Mathematical Finance
You will explore the concepts of discrete time Markov chains to understand how they used. We will also provide an introduction to probabilistic and stochastic modelling of investment strategies, and for the pricing of financial derivatives in risky markets.
You will gain well-rounded knowledge of contemporary issues which are of importance in research and workplace applications.
Mathematical Medicine and Biology
Mathematics can be usefully applied to a wide range of applications in medicine and biology.
Without assuming any prior biological knowledge, this module describes how mathematics helps us understand topics such as:
- population dynamics
- biological oscillations
- pattern formation
- nonlinear growth phenomena
There is considerable emphasis on model building and development.
Metric and Topological Spaces
A metric space generalises the concept of distance familiar from Euclidean space. It provides a notion of continuity for functions between quite general spaces. The module covers:
- metric spaces
- topological spaces
- compactness
- separation properties like Hausdorffness and normality
- Urysohn’s lemma
- quotient and product topologies, and connectedness
Finally, Borel sets and measurable spaces are introduced.
Multivariate Analysis
This module is concerned with the analysis of multivariate data, in which the response is a vector of random variables rather than a single random variable. A theme running through the module is that of dimension reduction.
Key topics to be covered include:
- principal components analysis
- modelling and inference for multivariate data
- classification of observation vectors into sub-populations using a training sample
- canonical correlation analysis
- factor analysis
- methods of clustering
- multidimensional scaling
Optimisation
In this module a variety of techniques of mathematical optimisation will be covered including Lagrangian methods for optimisation, simplex algorithm linear programming and dynamic programming.
These techniques have a wide range of applications to real world problems, in which a process or system needs to be made to perform optimally.
Relativity
You will be introduced to Einstein’s theory of general and special relativity. The relativistic laws of mechanics will be described within a unified framework of space and time. You’ll learn how to compare other theories against this work and you’ll be able to explain exciting new phenomena that occur in relativity.
Rings and Modules
Commutative rings and modules over them are the fundamental objects of what is often referred to as commutative algebra. Key examples of commutative rings are polynomials in one variable over a field and number rings such as the usual integers or the Gaussian integers.

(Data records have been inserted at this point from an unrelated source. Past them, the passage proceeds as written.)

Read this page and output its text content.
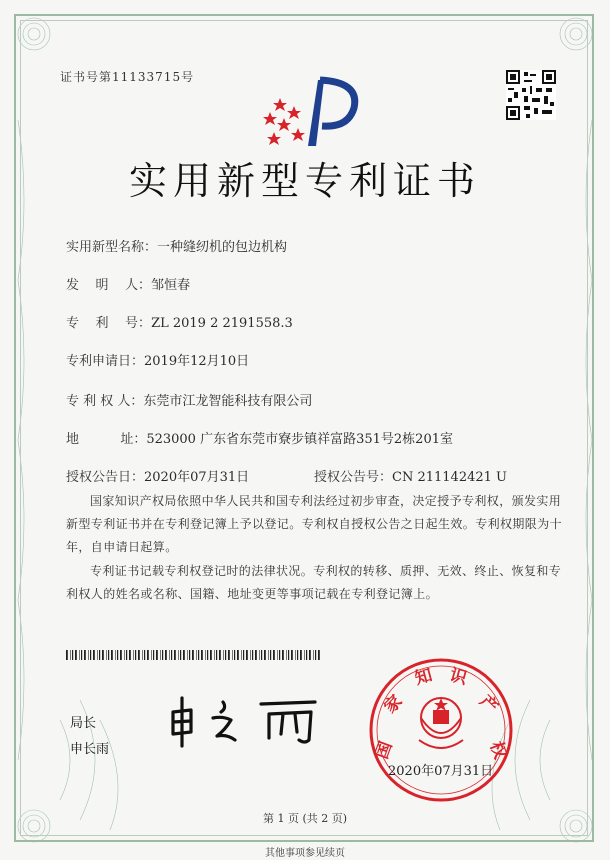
证书号第11133715号
实用新型专利证书
实用新型名称：一种缝纫机的包边机构
发    明    人：邹恒春
专    利    号：ZL 2019 2 2191558.3
专利申请日：2019年12月10日
专 利 权 人：东莞市江龙智能科技有限公司
地          址：523000 广东省东莞市寮步镇祥富路351号2栋201室
授权公告日：2020年07月31日	授权公告号：CN 211142421 U
国家知识产权局依照中华人民共和国专利法经过初步审查，决定授予专利权，颁发实用新型专利证书并在专利登记簿上予以登记。专利权自授权公告之日起生效。专利权期限为十年，自申请日起算。
专利证书记载专利权登记时的法律状况。专利权的转移、质押、无效、终止、恢复和专利权人的姓名或名称、国籍、地址变更等事项记载在专利登记簿上。
局长
申长雨	国
家
知 识
产
权
2020年07月31日
第 1 页 (共 2 页)
其他事项参见续页
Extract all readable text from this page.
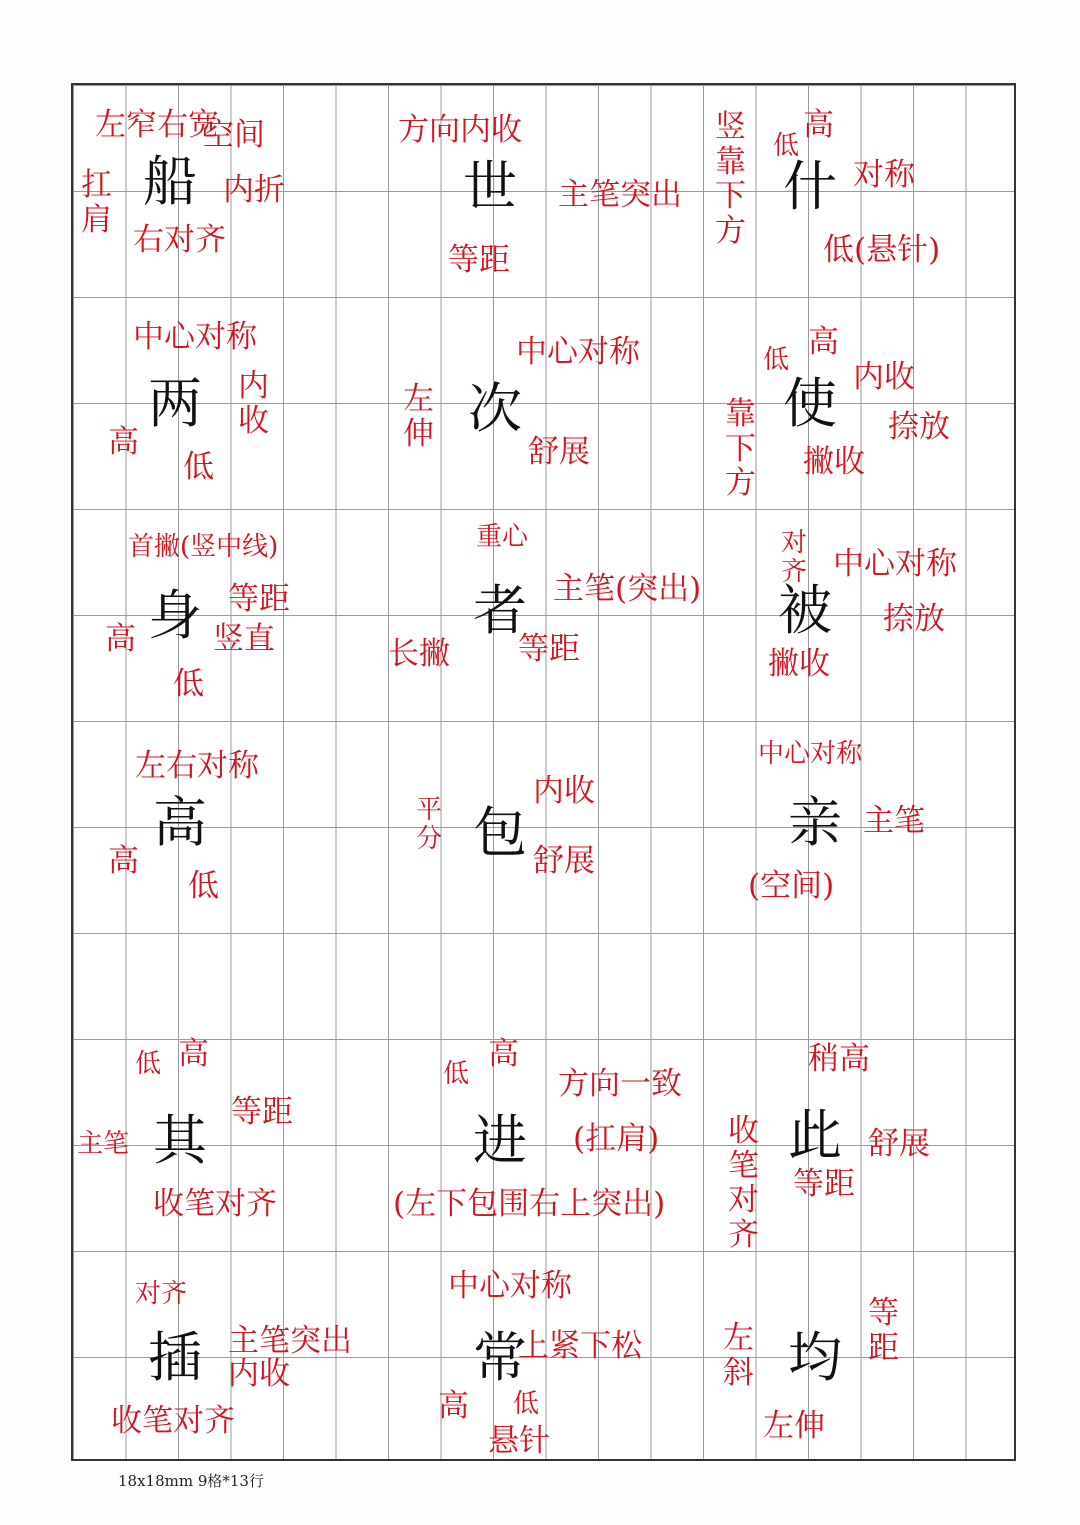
船
左窄右宽
空间
扛
肩
内折
右对齐
世
方向内收
主笔突出
等距
什
竖靠下方
低
高
对称
低(悬针)
两
中心对称
内收
高
低
次
中心对称
左伸
舒展
使
低 高
内收
靠下方
捺放
撇收
身
首撇(竖中线)
等距
高 竖直
低
者
重心
主笔(突出)
长撇 等距
被
对齐 中心对称
捺放
撇收
高
左右对称
高
低
包
平分
内收
舒展
亲
中心对称
主笔
(空间)
其
低 高
等距
主笔
收笔对齐
进
低
高
方向一致
(扛肩)
(左下包围右上突出)
此
稍高
收笔对齐
舒展
等距
插
对齐
主笔突出
内收
收笔对齐
常
中心对称
上紧下松
高 低
悬针
均
左斜
等距
左伸
18x18mm 9格*13行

There are many close parallels between these two types of rings, for example the similarities between the prime factorization of integers and the factorization of polynomials into irreducibles.
In this module, these ideas are extended and generalized to cover polynomials in several variables and power series, and algebraic numbers.
Scientific Computation and Numerical Analysis
You'll learn how to use numerical techniques for determining the approximate solution of ordinary and partial differential equations where a solution cannot be found through analytical methods alone. You will also cover topics in numerical linear algebra, discovering how to solve very large systems of equations and find their eigenvalues and eigenvectors using a computer.
Statistical Inference
This module is concerned with the two main theories of statistical inference, namely classical (frequentist) inference and Bayesian inference.
You will explore the following topics in detail:
- sufficiency
- estimating equations
- likelihood ratio tests
- best-unbiased estimators
There is special emphasis on the exponential family of distributions, which includes many standard distributions such as the normal, Poisson, binomial and gamma.
Stochastic Models
This module will develop your knowledge of discrete-time Markov chains by applying them to a range of stochastic models. You will be introduced to Poisson and birth-and-death processes. You will then move onto more extensive studies of epidemic models and queuing models, with introductions to component and system reliability.